Ancienne place forte, cette Saint-Malo orientale conserve les vestiges d'un passé qui la voulait ville de prince, accueillante et tolérante.



Le ciel, le sable, la chaux - cocktail unique quand il s'agit d'Essaouira, vouée à ces trois couleurs. Volets bleus, portes jaunes, murs blancs. Le tout cerné de murailles rouges patinées par le vent, l'océan, le temps. Une plage sur l' Atlantique qui prend des airs de Méditerranée.

Essaouira est l'un de ces lieux qui anéantissent tous les adjectifs - au superlatif. Résumons : on a coutume de dire «il y a le Maroc et il y a Essaouira"; on pourrait surenchérir . «il y a le monde entier et il y a Essaouira.» Un port au bout de la terre, où l'air est tel qu'instantanément on se sent comme reposé, lavé de toutes les ternissures de la vie. La sérénité vous prend et ne vous lâche plus.
On ne peut s'y rendre que par la route et, comme pour Saint-Tropez, sa consoeur en célébrité, c'est à la sortie d'un virage que l'océan et la ville se dévoilent d'un coup, trois kilomètres avant l'arrivée, en contrebas à droite. Les cèdres penchés semblent saluer les nouveaux venus.

Cette ville conserve de l'allant et de la tenue, vestiges d'un passé qui la voulait, du temps où elle se nommait Mogador, ville accueillante et tolérante. Mogador fut conçue sur ce mode, et Essaouira lui demeure fidèle



Essaouira, c' est Saint-Malo revue par un peintre orientaliste. Construite par un élève de Vauban au XVIIIe siècle, elle est l'une des rares villes au monde dont l'urbanisme a été entièrement couché sur le papier avant toute construction. Un passé glorieux de carrefour entre Afrique et Europe, premier port marocain à s'ouvrir au commerce international, un modèle d'harmonie entre Arabes, Berbères, Juifs - et même anciens esclaves d'Afrique : la musique gnawa en témoigne. Il en reste quelque chose : une harmonie, une allégresse, un bien-être, et un mystère... Cette ville, à l'agonie économiquement parlant, conserve de l'allant et de la tenue, vestiges d'un passé qui la voulait, du temps où elle se nommait Mogador, ville de prince, accueillante et tolérante. Mogador fut conçue sur ce mode, et Essaouira lui demeure fidèle: toutes les confréries religieuses y sont encore présentes.

Inutile de suivre un guide : il suffit de déambuler dans les ruelles, goûter, à chaque pas, ici un plafond de bois (beaucoup de ces venelles sont couvertes), là une porte, une femme en haïk, un enfant qui vend des bonnets et étonne par la richesse de son discours - en français. Rue Attarine, rue Draa, rue du Rif .. Où qu'on aille, on se retrouvera sur la place Moulay-Hassan, plantée sur toute sa longueur de caoutchoucs. Les cafés s'y succèdent, aux terrasses avenantes et aux noms attendus : Marrakech, France, Beau Rivage, Opéra, Plage... Touristes, étrangers en quête de port d'attache, artistes installés de fraîche date et Souiris de souche s'y côtoient ; mendiants, cireurs de chaussures et "agents immobiliers» errent de table en table.
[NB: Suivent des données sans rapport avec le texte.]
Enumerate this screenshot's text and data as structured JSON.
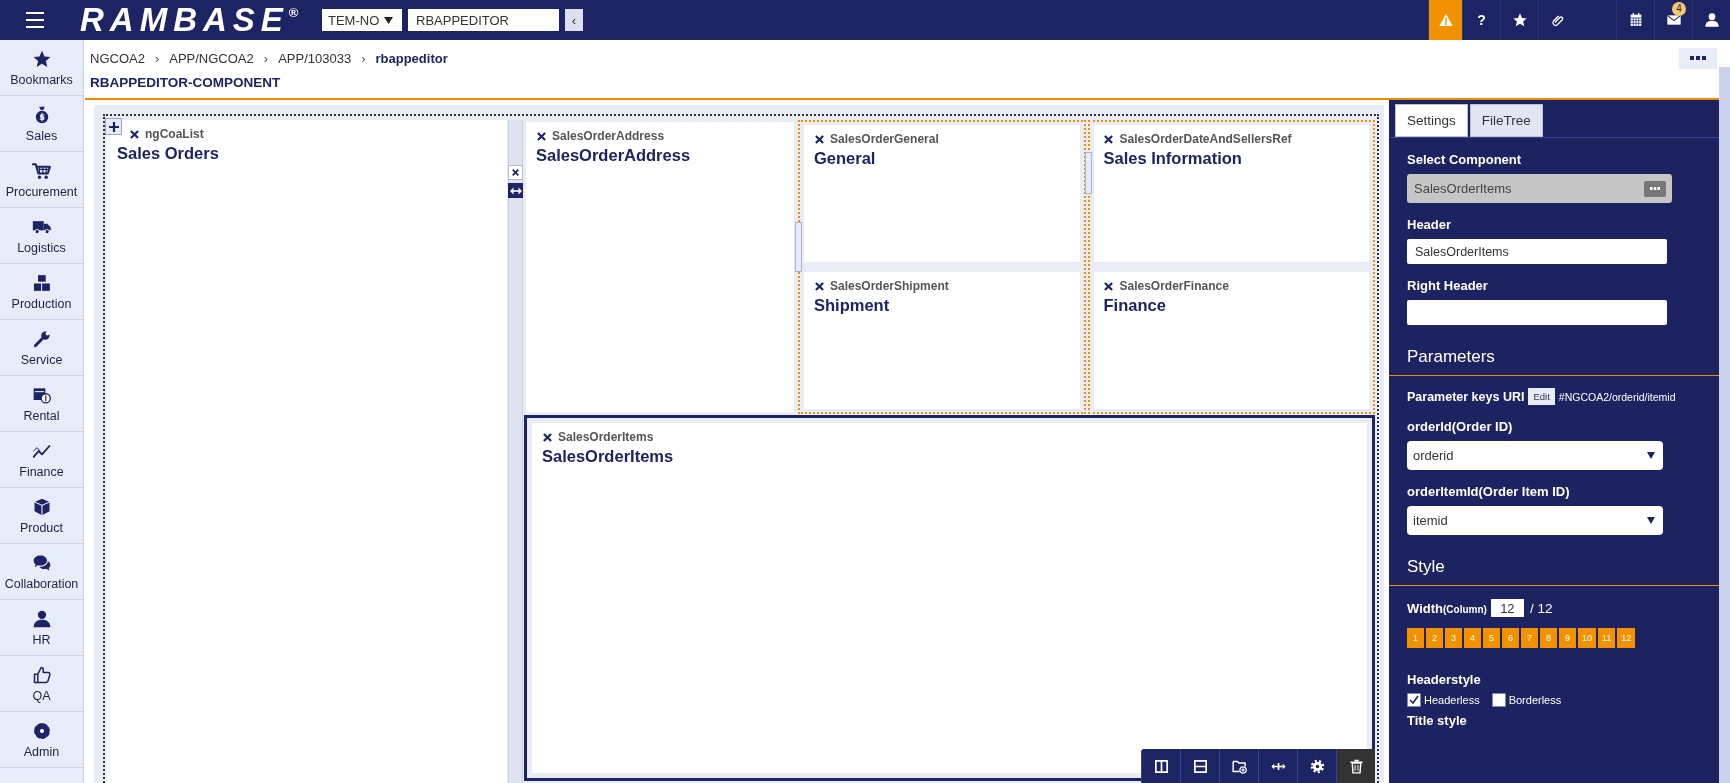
{
  "top_bar": {
    "logo": {
      "text": "RAMBASE",
      "mark": "®"
    },
    "company_select": {
      "value": "TEM-NO"
    },
    "app_field": {
      "value": "RBAPPEDITOR"
    },
    "collapse_button": {
      "label": "‹"
    },
    "action_groups": [
      [
        {
          "highlighted": true
        },
        {
          "label": "?",
          "highlighted": false
        },
        {
          "highlighted": false
        },
        {
          "highlighted": false
        }
      ],
      [
        {
          "highlighted": false
        },
        {
          "highlighted": false,
          "badge": "4"
        },
        {
          "highlighted": false
        }
      ]
    ]
  },
  "sidebar": {
    "items": [
      {
        "label": "Bookmarks"
      },
      {
        "label": "Sales"
      },
      {
        "label": "Procurement"
      },
      {
        "label": "Logistics"
      },
      {
        "label": "Production"
      },
      {
        "label": "Service"
      },
      {
        "label": "Rental"
      },
      {
        "label": "Finance"
      },
      {
        "label": "Product"
      },
      {
        "label": "Collaboration"
      },
      {
        "label": "HR"
      },
      {
        "label": "QA"
      },
      {
        "label": "Admin"
      }
    ]
  },
  "breadcrumb": {
    "separator": "›",
    "items": [
      {
        "label": "NGCOA2",
        "current": false
      },
      {
        "label": "APP/NGCOA2",
        "current": false
      },
      {
        "label": "APP/103033",
        "current": false
      },
      {
        "label": "rbappeditor",
        "current": true
      }
    ]
  },
  "page_title": "RBAPPEDITOR-COMPONENT",
  "canvas": {
    "left": {
      "component": "ngCoaList",
      "header": "Sales Orders",
      "selected": false
    },
    "top_columns": [
      {
        "outlined": false,
        "components": [
          {
            "component": "SalesOrderAddress",
            "header": "SalesOrderAddress",
            "selected": false
          }
        ]
      },
      {
        "outlined": true,
        "components": [
          {
            "component": "SalesOrderGeneral",
            "header": "General",
            "selected": false
          },
          {
            "component": "SalesOrderShipment",
            "header": "Shipment",
            "selected": false
          }
        ]
      },
      {
        "outlined": true,
        "components": [
          {
            "component": "SalesOrderDateAndSellersRef",
            "header": "Sales Information",
            "selected": false
          },
          {
            "component": "SalesOrderFinance",
            "header": "Finance",
            "selected": false
          }
        ]
      }
    ],
    "bottom": {
      "component": "SalesOrderItems",
      "header": "SalesOrderItems",
      "selected": true
    }
  },
  "panel": {
    "tabs": [
      {
        "label": "Settings",
        "selected": true
      },
      {
        "label": "FileTree",
        "selected": false
      }
    ],
    "select_component": {
      "label": "Select Component",
      "value": "SalesOrderItems"
    },
    "header": {
      "label": "Header",
      "value": "SalesOrderItems"
    },
    "right_header": {
      "label": "Right Header"
    },
    "parameters": {
      "title": "Parameters",
      "keys_label": "Parameter keys URI",
      "edit_button": "Edit",
      "keys_value": "#NGCOA2/orderid/itemid",
      "fields": [
        {
          "label": "orderId(Order ID)",
          "value": "orderid"
        },
        {
          "label": "orderItemId(Order Item ID)",
          "value": "itemid"
        }
      ]
    },
    "style": {
      "title": "Style",
      "width_label": "Width",
      "width_unit": "(Column)",
      "width_value": "12",
      "width_total": "/ 12",
      "width_options": [
        "1",
        "2",
        "3",
        "4",
        "5",
        "6",
        "7",
        "8",
        "9",
        "10",
        "11",
        "12"
      ],
      "headerstyle_label": "Headerstyle",
      "checkboxes": [
        {
          "label": "Headerless",
          "checked": true
        },
        {
          "label": "Borderless",
          "checked": false
        }
      ],
      "title_style_label": "Title style"
    }
  }
}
Sur la place également, le kiosque à journaux (français, anglais, allemands...) et la pâtisserie "Chez Driss» où il est d'usage d'acheter cakes et croissants. Pas d'animation chère aux vacanciers à Essaouira (sauf pour les adeptes de planche à voile, de marche sur le sable ou de cerf-volant), rien d'autre à y faire que se promener, flâner dans les différents marchés de part et d'autre de l'avenue de l'Istiqlal (dans l'un d'eux, une vente aux enchères a lieu tous les jours vers 16 heures), s'enfoncer dans la médina et l'ancien mellah, s'asseoir près des canons à la Sqala. acheter tapis, porcelaines, contempler les artisans sculpteurs de thuya, renifler l'huile d'argan (en arbre de goût, l'arganier a choisi la région d'Essaouira pour pousser lui qui refuse de se laisser cultiver et qui demeure à l'état sauvage)... Pour un peu, on céderait à la tentation : rester là, laisser le temps passer, s'imprégner de la douceur de vivre, profiter des couleurs et des odeurs.

Un point de vue: Quitter la Médina par Bab Doukala, tout au bout de l'avenue de l'Istiqlal et Zerktouni. À quelque 800 mètres (on a traversé l' ancienne zone industrielle, après la station des calèches), on tourne à gauche. Des ferrailleurs occupent un terre plein. La vue sur le port et la vieille ville, qui se détache à droite, a échappé aux cartes postales. S'y rendre le soir pour le coucher du soleil et le contre-jour.